SAVANNAH, GA (WTOC) - Check your bank accounts, even your credit reports. You may be a victim of identity theft.

The State of Georgia has moved up on the victims list in identity theft cases, from number nine nationally to number seven.

While it appears to be a bad thing, the Better Business Bureau says it could be a good sign because of increased awareness and more cases being reported.

Now, state lawmakers are taking action.

WTOC has shown you how easy it is to steal your identity, and warned you about ID theft dangers on the internet, in your mailbox, and through stolen credit card information.

BBB president Ross Howard may be the authority on identity theft, but he's also been a victim.

"Within one hour, they stole my credit card information. And within one hour they wiped out my checking account, nearly $2,000, so it's very very easy for people to commit this crime," Howard said.

Howard is not alone.

Taking a look inside the numbers of identity theft, in 2006 alone, Georgia residents lost $25 million to ID thieves. From 2002 to 2006, there were 34,000 reported cases of identity theft.
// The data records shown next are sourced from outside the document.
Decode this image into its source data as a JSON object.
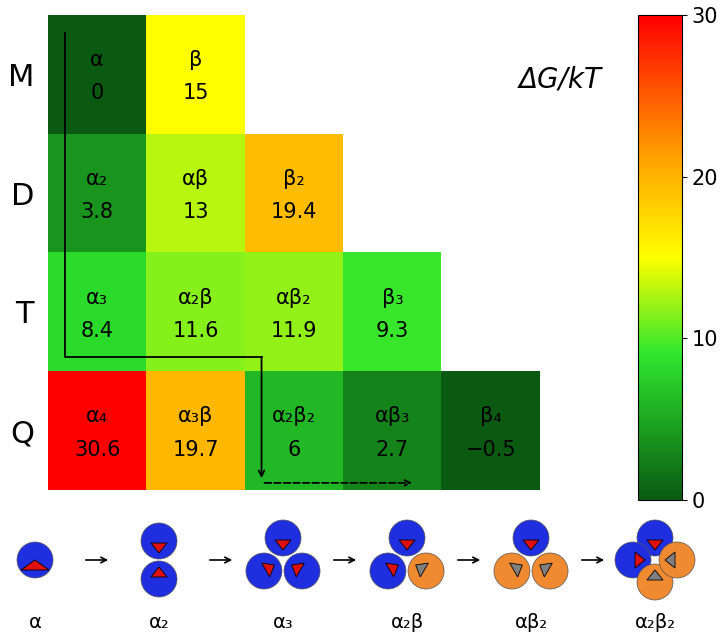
{
  "chart_data": {
    "type": "heatmap",
    "rows": [
      "M",
      "D",
      "T",
      "Q"
    ],
    "tick_labels": "y",
    "cells": [
      [
        {
          "label": "α",
          "value": 0
        },
        {
          "label": "β",
          "value": 15
        }
      ],
      [
        {
          "label": "α₂",
          "value": 3.8
        },
        {
          "label": "αβ",
          "value": 13
        },
        {
          "label": "β₂",
          "value": 19.4
        }
      ],
      [
        {
          "label": "α₃",
          "value": 8.4
        },
        {
          "label": "α₂β",
          "value": 11.6
        },
        {
          "label": "αβ₂",
          "value": 11.9
        },
        {
          "label": "β₃",
          "value": 9.3
        }
      ],
      [
        {
          "label": "α₄",
          "value": 30.6
        },
        {
          "label": "α₃β",
          "value": 19.7
        },
        {
          "label": "α₂β₂",
          "value": 6
        },
        {
          "label": "αβ₃",
          "value": 2.7
        },
        {
          "label": "β₄",
          "value": -0.5,
          "value_label": "−0.5"
        }
      ]
    ],
    "colorbar": {
      "label": "ΔG/kT",
      "range": [
        0,
        30
      ],
      "ticks": [
        0,
        10,
        20,
        30
      ]
    },
    "pathway": [
      "α",
      "α₂",
      "α₃",
      "α₂β",
      "αβ₂",
      "α₂β₂"
    ],
    "dashed_path": [
      "α₂β₂",
      "αβ₃"
    ]
  }
}
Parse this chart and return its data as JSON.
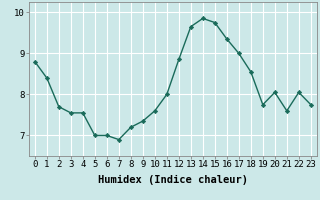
{
  "x": [
    0,
    1,
    2,
    3,
    4,
    5,
    6,
    7,
    8,
    9,
    10,
    11,
    12,
    13,
    14,
    15,
    16,
    17,
    18,
    19,
    20,
    21,
    22,
    23
  ],
  "y": [
    8.8,
    8.4,
    7.7,
    7.55,
    7.55,
    7.0,
    7.0,
    6.9,
    7.2,
    7.35,
    7.6,
    8.0,
    8.85,
    9.65,
    9.85,
    9.75,
    9.35,
    9.0,
    8.55,
    7.75,
    8.05,
    7.6,
    8.05,
    7.75
  ],
  "line_color": "#1a6b5a",
  "marker": "D",
  "marker_size": 2.2,
  "bg_color": "#cce8e8",
  "grid_color": "#ffffff",
  "xlabel": "Humidex (Indice chaleur)",
  "ylim": [
    6.5,
    10.25
  ],
  "yticks": [
    7,
    8,
    9,
    10
  ],
  "xticks": [
    0,
    1,
    2,
    3,
    4,
    5,
    6,
    7,
    8,
    9,
    10,
    11,
    12,
    13,
    14,
    15,
    16,
    17,
    18,
    19,
    20,
    21,
    22,
    23
  ],
  "xlabel_fontsize": 7.5,
  "tick_fontsize": 6.5,
  "line_width": 1.0,
  "spine_color": "#888888"
}
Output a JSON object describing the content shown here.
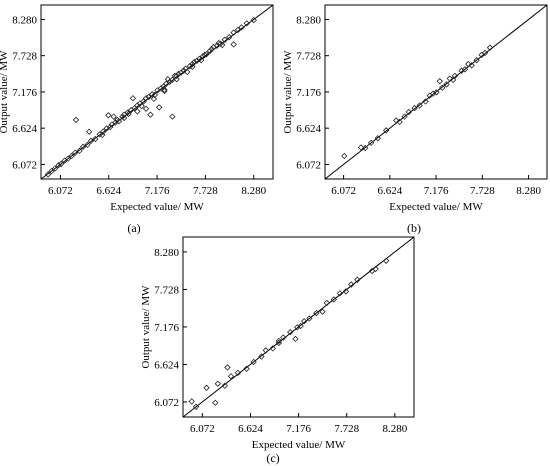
{
  "chart_data": [
    {
      "type": "scatter",
      "panel_label": "(a)",
      "xlabel": "Expected value/ MW",
      "ylabel": "Output value/ MW",
      "xticks": [
        "6.072",
        "6.624",
        "7.176",
        "7.728",
        "8.280"
      ],
      "yticks": [
        "6.072",
        "6.624",
        "7.176",
        "7.728",
        "8.280"
      ],
      "xlim": [
        5.85,
        8.5
      ],
      "ylim": [
        5.85,
        8.5
      ],
      "reference_line": "y = x",
      "marker": "diamond",
      "points": [
        [
          5.93,
          5.92
        ],
        [
          5.97,
          5.97
        ],
        [
          6.01,
          6.01
        ],
        [
          6.05,
          6.06
        ],
        [
          6.08,
          6.08
        ],
        [
          6.12,
          6.13
        ],
        [
          6.16,
          6.16
        ],
        [
          6.2,
          6.2
        ],
        [
          6.24,
          6.25
        ],
        [
          6.29,
          6.28
        ],
        [
          6.33,
          6.34
        ],
        [
          6.38,
          6.37
        ],
        [
          6.42,
          6.43
        ],
        [
          6.47,
          6.46
        ],
        [
          6.25,
          6.75
        ],
        [
          6.4,
          6.57
        ],
        [
          6.52,
          6.53
        ],
        [
          6.56,
          6.57
        ],
        [
          6.6,
          6.62
        ],
        [
          6.64,
          6.64
        ],
        [
          6.66,
          6.68
        ],
        [
          6.7,
          6.71
        ],
        [
          6.72,
          6.75
        ],
        [
          6.74,
          6.73
        ],
        [
          6.78,
          6.8
        ],
        [
          6.62,
          6.82
        ],
        [
          6.68,
          6.8
        ],
        [
          6.8,
          6.83
        ],
        [
          6.84,
          6.86
        ],
        [
          6.88,
          6.9
        ],
        [
          6.92,
          6.93
        ],
        [
          6.95,
          6.97
        ],
        [
          6.98,
          7.0
        ],
        [
          7.02,
          7.03
        ],
        [
          6.9,
          7.08
        ],
        [
          7.05,
          7.08
        ],
        [
          7.08,
          7.1
        ],
        [
          7.12,
          7.14
        ],
        [
          7.15,
          7.13
        ],
        [
          7.18,
          7.2
        ],
        [
          7.2,
          6.94
        ],
        [
          7.22,
          7.23
        ],
        [
          7.25,
          7.26
        ],
        [
          7.26,
          7.21
        ],
        [
          7.28,
          7.3
        ],
        [
          7.32,
          7.33
        ],
        [
          7.35,
          7.36
        ],
        [
          7.38,
          7.42
        ],
        [
          7.4,
          7.37
        ],
        [
          7.42,
          7.45
        ],
        [
          7.45,
          7.47
        ],
        [
          7.48,
          7.5
        ],
        [
          7.5,
          7.53
        ],
        [
          7.52,
          7.48
        ],
        [
          7.55,
          7.57
        ],
        [
          7.58,
          7.6
        ],
        [
          7.6,
          7.63
        ],
        [
          7.63,
          7.65
        ],
        [
          7.66,
          7.68
        ],
        [
          7.7,
          7.72
        ],
        [
          7.74,
          7.75
        ],
        [
          7.78,
          7.8
        ],
        [
          7.82,
          7.86
        ],
        [
          7.86,
          7.88
        ],
        [
          7.9,
          7.91
        ],
        [
          7.95,
          7.97
        ],
        [
          8.0,
          8.01
        ],
        [
          8.05,
          8.08
        ],
        [
          8.1,
          8.12
        ],
        [
          8.14,
          8.16
        ],
        [
          8.2,
          8.22
        ],
        [
          8.28,
          8.27
        ],
        [
          6.8,
          6.78
        ],
        [
          7.05,
          6.92
        ],
        [
          7.14,
          7.07
        ],
        [
          7.26,
          7.19
        ],
        [
          7.35,
          6.8
        ],
        [
          7.3,
          7.37
        ],
        [
          7.1,
          6.83
        ],
        [
          6.95,
          6.88
        ],
        [
          7.0,
          6.96
        ],
        [
          7.68,
          7.66
        ],
        [
          7.8,
          7.83
        ],
        [
          7.92,
          7.89
        ],
        [
          8.05,
          7.9
        ],
        [
          6.55,
          6.52
        ],
        [
          6.85,
          6.84
        ],
        [
          7.4,
          7.42
        ],
        [
          7.58,
          7.56
        ],
        [
          7.72,
          7.74
        ],
        [
          7.88,
          7.92
        ]
      ]
    },
    {
      "type": "scatter",
      "panel_label": "(b)",
      "xlabel": "Expected value/ MW",
      "ylabel": "Output value/ MW",
      "xticks": [
        "6.072",
        "6.624",
        "7.176",
        "7.728",
        "8.280"
      ],
      "yticks": [
        "6.072",
        "6.624",
        "7.176",
        "7.728",
        "8.280"
      ],
      "xlim": [
        5.85,
        8.5
      ],
      "ylim": [
        5.85,
        8.5
      ],
      "reference_line": "y = x",
      "marker": "diamond",
      "points": [
        [
          6.08,
          6.2
        ],
        [
          6.28,
          6.33
        ],
        [
          6.33,
          6.32
        ],
        [
          6.4,
          6.4
        ],
        [
          6.48,
          6.47
        ],
        [
          6.58,
          6.59
        ],
        [
          6.7,
          6.74
        ],
        [
          6.74,
          6.72
        ],
        [
          6.8,
          6.8
        ],
        [
          6.85,
          6.87
        ],
        [
          6.92,
          6.93
        ],
        [
          6.98,
          6.97
        ],
        [
          7.05,
          7.03
        ],
        [
          7.1,
          7.12
        ],
        [
          7.14,
          7.15
        ],
        [
          7.18,
          7.17
        ],
        [
          7.25,
          7.24
        ],
        [
          7.3,
          7.29
        ],
        [
          7.34,
          7.38
        ],
        [
          7.4,
          7.42
        ],
        [
          7.48,
          7.5
        ],
        [
          7.52,
          7.52
        ],
        [
          7.56,
          7.6
        ],
        [
          7.6,
          7.58
        ],
        [
          7.66,
          7.66
        ],
        [
          7.72,
          7.74
        ],
        [
          7.76,
          7.77
        ],
        [
          7.82,
          7.85
        ],
        [
          7.22,
          7.34
        ],
        [
          7.38,
          7.36
        ]
      ]
    },
    {
      "type": "scatter",
      "panel_label": "(c)",
      "xlabel": "Expected value/ MW",
      "ylabel": "Output value/ MW",
      "xticks": [
        "6.072",
        "6.624",
        "7.176",
        "7.728",
        "8.280"
      ],
      "yticks": [
        "6.072",
        "6.624",
        "7.176",
        "7.728",
        "8.280"
      ],
      "xlim": [
        5.85,
        8.5
      ],
      "ylim": [
        5.85,
        8.5
      ],
      "reference_line": "y = x",
      "marker": "diamond",
      "points": [
        [
          5.95,
          6.08
        ],
        [
          6.0,
          6.0
        ],
        [
          6.12,
          6.28
        ],
        [
          6.22,
          6.06
        ],
        [
          6.25,
          6.34
        ],
        [
          6.33,
          6.31
        ],
        [
          6.4,
          6.45
        ],
        [
          6.48,
          6.5
        ],
        [
          6.58,
          6.56
        ],
        [
          6.66,
          6.66
        ],
        [
          6.75,
          6.74
        ],
        [
          6.8,
          6.83
        ],
        [
          6.88,
          6.86
        ],
        [
          6.95,
          6.94
        ],
        [
          7.0,
          7.02
        ],
        [
          7.08,
          7.1
        ],
        [
          7.14,
          7.0
        ],
        [
          7.16,
          7.17
        ],
        [
          7.2,
          7.19
        ],
        [
          7.24,
          7.26
        ],
        [
          7.3,
          7.3
        ],
        [
          7.38,
          7.38
        ],
        [
          7.45,
          7.4
        ],
        [
          7.5,
          7.53
        ],
        [
          7.58,
          7.58
        ],
        [
          7.65,
          7.67
        ],
        [
          7.72,
          7.7
        ],
        [
          7.78,
          7.8
        ],
        [
          7.85,
          7.87
        ],
        [
          8.02,
          8.0
        ],
        [
          8.06,
          8.03
        ],
        [
          8.18,
          8.15
        ],
        [
          6.36,
          6.58
        ],
        [
          6.95,
          6.97
        ]
      ]
    }
  ]
}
And since 2006, Georgia has moved up from number number nationally to number seven, for the number of identity thefts incidents throughout the country. However, while the situation gets worse, Howard thinks the number is deceiving.

"Many people who have not reported it are now reporting identity theft," Howard said.

Howard thinks exposing people to the dangers of identity theft is making a positive difference.

"I think we are seeing it reported more, because there is more attention, and what we could be finding out is the problem has always been this great we are just finding out the severity of it," Howard said.

So severe, Gov. Sonny Perdue is now in the process of forming an identity theft task force to deal with the growing issue.

"He says this will signal the end of identity theft and put ID thieves on notice," Howard said.

Gov. Perdue has pledged $1 million in the budget to help create this identity theft task force. If the plan passes, he says it will give more teeth to the government to go after identity thieves.

And here's why.

Right now, identity theft falls under the Consumer Affairs Department. But, they have no policing power. If the task force is approved, it would be under the Georgia Bureau of Investigation, and they can prosecute identity thieves, rather than have local police handle individual cases.